Yahoo! posted another lackluster quarter last night. Revenue before traffic-acquisition costs moved just 3% higher to $1.325 billion. Earnings, operating cash flow, and free cash flow all fell over last year's performance.

Yahoo! is no longer a bellwether. If you want a real barometer, you should have been here a week ago, when Google (NASDAQ:GOOG) posted revenue and earnings growth of 31% and 26% respectively. In fact, Google's third-quarter profit of $1.35 billion is more than Yahoo!'s TAC-adjusted top line!

This is a mess. The stock may have ticked higher on the news, but it's really just an exhale of relief that Yahoo! isn't completely irrelevant by now. It's getting close, though. Yahoo! came within a mere $5.7 million of posting an operating loss domestically. How pathetic is that?

The boardroom undoubtedly knows that its days are numbered. With the stock trading well below the $31 Microsoft (NASDAQ:MSFT) buyout offer that it rebuffed earlier this year, battered shareholders will want blood by next summer's annual meeting.

All aboard the unsinkable S.S. Yahoo!
Yahoo! isn't just rearranging the Titanic deck chairs: It's also tipping the band.

Last night's conference call was loaded with growth initiatives like new ad platforms and the push to turn its Yahoo! Mail juggernaut into a social networking beast. The problem is that you're hearing stuff like this every three months out of Yahoo!, yet every quarter finds it falling further behind to Google.

So if Yahoo! knows that its execs are toast -- and head-scratching moves like the rumored hookup with Time Warner's (NYSE:TWX) similarly rudderless AOL stink of "last call" barfly desperation -- is the company even really trying?  

Nothing is as emblematic of Yahoo!'s ineffectiveness as the announcement last night that it will trim "at least" 10% of its workforce. It may seem like a move that is long overdue given the company's chunky cost structure, but with 15,200 employees, the move is really just taking Yahoo! back to where it was with 13,800 hires at the end of the first quarter.

In other words, it's really just asking the dentist to scrape away the plaque that has accumulated over the past six months instead of having its wisdom teeth extracted. I'll insert a dramatic pause here so you can fire back the obvious one-liner about Yahoo!'s wisdom already being extracted.

You are funny.
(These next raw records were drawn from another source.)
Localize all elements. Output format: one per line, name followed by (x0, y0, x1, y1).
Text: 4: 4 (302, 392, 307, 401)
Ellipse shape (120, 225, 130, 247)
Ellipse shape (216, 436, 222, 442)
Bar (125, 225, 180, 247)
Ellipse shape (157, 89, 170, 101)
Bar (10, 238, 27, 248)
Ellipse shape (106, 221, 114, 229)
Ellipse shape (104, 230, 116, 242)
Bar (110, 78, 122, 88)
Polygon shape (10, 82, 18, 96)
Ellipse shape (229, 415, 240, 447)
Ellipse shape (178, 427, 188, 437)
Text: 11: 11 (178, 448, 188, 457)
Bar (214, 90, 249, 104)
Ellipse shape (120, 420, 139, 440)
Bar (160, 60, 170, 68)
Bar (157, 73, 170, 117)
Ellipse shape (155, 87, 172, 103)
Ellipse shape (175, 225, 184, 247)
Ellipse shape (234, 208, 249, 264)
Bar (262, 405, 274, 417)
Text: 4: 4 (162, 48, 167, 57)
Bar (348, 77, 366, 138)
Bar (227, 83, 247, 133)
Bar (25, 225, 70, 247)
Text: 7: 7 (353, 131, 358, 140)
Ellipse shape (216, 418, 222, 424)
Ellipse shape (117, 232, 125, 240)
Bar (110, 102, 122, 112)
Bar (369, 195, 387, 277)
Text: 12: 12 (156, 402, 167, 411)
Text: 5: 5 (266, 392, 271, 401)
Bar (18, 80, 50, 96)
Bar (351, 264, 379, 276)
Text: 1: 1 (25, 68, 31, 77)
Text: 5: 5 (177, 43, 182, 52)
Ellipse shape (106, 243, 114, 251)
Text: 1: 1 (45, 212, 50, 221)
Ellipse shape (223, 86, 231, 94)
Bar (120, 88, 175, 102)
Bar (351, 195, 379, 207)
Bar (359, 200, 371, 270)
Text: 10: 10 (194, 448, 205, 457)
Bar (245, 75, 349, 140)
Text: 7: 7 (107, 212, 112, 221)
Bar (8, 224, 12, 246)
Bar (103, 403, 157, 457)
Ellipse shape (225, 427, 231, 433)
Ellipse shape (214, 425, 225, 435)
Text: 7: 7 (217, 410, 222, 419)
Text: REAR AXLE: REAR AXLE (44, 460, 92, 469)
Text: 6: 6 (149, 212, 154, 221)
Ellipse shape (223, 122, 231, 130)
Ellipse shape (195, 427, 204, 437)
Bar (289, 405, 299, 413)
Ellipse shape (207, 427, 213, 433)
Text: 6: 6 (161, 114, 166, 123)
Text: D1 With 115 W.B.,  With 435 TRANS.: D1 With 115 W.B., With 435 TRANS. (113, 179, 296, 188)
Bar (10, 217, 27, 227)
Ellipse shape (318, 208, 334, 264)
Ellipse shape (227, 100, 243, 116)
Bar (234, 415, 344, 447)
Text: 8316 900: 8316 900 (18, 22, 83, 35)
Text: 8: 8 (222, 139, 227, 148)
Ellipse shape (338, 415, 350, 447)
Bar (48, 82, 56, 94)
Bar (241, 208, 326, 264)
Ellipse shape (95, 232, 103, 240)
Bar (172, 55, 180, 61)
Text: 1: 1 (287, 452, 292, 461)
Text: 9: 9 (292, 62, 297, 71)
Yahoo!, unfortunately, is no laughing matter.

My kingdom for a compass
There is strength in Yahoo!'s report. It's just not where you expect to find it. After all, Yahoo! has done nothing but hammer its leadership position in display advertising -- over Google's bread-and-butter search stronghold -- but display advertising is up just 3% over the past year.

Yahoo! beats its chest about how its ad-serving technologies make it an attractive draw to newspaper consortiums and third-party publishers, yet affiliate revenue actually fell by 10% during the quarter.

Where Yahoo! is growing well is in search. Yahoo! came through with a 17% year-over-year gain in search revenue on its owned and operated sites. It's a line item that finally topped display revenue on Yahoo!'s own sites.

Maybe it's time for Yahoo! to embrace its role as a poor man's Google instead of trying to distance itself with its string of display advertising-related acquisitions.

If Yahoo! was smart, it would take that $3.3 billion in cash and marketable securities on its balance sheet and go shopping. Instead of buying display ad networks, it should concentrate on high-traffic sites that draw the audiences made for paid search advertising.

With companies like wedding planning hub The Knot (NASDAQ:KNOT), interest rate watcher Bankrate (NASDAQ:RATE), and car dealer lead generator Autobytel (NASDAQ:ABTL) at rock-bottom prices, just a third of Yahoo!'s cash hoard would be enough to buy all three companies, opening up the door to more lucrative ad outlets.

Then again, lame duck companies don't do that. They sit around and hope that Microsoft comes back, they run off a few extra copies of their resumes, or they keep Googling the term "lame duck company" until they finally lead in something.